Il avait raison, ce qui augmenta l’irritation de Morosini, furieux d’être battu sur son propre terrain par cette simple évidence. Il savait, en outre, que discuter ne servirait à rien et qu’à présent c’était sur lui seul que reposait la vie de Caroline Autié. Et c’était affreusement désagréable…

Refermant les écrins il les remit dans la serviette.

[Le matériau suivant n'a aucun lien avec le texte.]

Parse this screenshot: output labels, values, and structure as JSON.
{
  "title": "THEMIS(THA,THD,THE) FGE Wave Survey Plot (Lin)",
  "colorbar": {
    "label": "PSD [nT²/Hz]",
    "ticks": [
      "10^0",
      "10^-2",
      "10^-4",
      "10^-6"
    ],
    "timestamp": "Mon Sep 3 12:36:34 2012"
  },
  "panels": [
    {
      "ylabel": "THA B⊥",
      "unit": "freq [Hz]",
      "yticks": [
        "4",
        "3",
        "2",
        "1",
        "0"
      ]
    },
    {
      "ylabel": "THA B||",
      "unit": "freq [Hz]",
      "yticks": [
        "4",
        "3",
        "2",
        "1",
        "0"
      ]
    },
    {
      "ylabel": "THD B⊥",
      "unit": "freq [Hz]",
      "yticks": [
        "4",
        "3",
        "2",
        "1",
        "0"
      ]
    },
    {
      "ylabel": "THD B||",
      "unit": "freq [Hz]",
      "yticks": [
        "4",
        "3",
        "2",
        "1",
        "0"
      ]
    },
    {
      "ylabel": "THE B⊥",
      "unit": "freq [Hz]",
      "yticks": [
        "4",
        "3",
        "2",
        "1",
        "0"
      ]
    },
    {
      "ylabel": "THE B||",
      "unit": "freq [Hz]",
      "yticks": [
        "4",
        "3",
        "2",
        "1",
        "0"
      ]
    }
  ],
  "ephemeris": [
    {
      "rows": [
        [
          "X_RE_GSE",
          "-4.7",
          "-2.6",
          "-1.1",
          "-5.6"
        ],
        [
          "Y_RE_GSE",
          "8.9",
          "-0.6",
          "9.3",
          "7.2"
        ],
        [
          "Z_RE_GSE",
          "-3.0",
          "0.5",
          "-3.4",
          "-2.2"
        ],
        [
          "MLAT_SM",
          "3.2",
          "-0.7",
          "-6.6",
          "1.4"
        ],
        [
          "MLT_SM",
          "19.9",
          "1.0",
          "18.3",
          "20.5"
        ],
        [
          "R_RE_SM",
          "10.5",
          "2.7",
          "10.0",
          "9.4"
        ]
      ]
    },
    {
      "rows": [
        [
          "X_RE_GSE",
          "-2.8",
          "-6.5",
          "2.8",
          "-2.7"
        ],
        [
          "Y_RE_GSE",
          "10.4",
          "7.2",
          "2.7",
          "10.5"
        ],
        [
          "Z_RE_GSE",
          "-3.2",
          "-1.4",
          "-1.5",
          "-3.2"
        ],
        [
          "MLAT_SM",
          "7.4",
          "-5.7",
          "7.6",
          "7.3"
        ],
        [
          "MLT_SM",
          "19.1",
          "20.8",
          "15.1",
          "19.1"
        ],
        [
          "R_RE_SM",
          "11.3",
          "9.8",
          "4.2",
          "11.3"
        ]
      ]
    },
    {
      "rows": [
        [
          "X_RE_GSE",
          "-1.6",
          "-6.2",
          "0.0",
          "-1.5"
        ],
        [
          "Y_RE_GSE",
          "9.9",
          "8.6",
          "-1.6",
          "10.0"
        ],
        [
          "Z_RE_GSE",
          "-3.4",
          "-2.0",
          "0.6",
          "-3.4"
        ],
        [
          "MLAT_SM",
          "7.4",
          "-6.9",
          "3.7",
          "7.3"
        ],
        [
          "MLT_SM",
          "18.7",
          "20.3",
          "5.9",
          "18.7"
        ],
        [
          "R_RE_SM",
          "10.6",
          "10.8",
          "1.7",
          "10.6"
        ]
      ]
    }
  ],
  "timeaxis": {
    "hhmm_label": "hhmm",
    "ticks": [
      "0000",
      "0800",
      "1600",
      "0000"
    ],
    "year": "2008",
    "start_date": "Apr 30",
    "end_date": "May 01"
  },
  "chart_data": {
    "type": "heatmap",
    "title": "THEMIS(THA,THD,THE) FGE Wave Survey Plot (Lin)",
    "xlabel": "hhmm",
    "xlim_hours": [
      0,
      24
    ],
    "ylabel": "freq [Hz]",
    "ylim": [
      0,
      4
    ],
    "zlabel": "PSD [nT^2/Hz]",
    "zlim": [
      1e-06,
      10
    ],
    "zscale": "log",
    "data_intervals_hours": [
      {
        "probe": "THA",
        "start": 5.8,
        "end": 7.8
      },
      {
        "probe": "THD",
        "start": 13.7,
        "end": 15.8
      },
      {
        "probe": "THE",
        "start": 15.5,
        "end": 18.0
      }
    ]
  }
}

– Bon ! fit-il calmement. Vous avez gagné ! Au cas où je ne reviendrais pas, j’espère que vous trouverez des paroles convaincantes pour ma famille… Et aussi pour Scotland Yard ! Je n’aimerais pas être à votre place !

– Toujours le goût du drame, hein ? Vous êtes bien italien !… Il n’y a aucune raison pour que vous y laissiez votre peau ! Vous êtes seulement chargé de remettre ça contre une jeune fille ! Le premier imbécile venu saurait le faire…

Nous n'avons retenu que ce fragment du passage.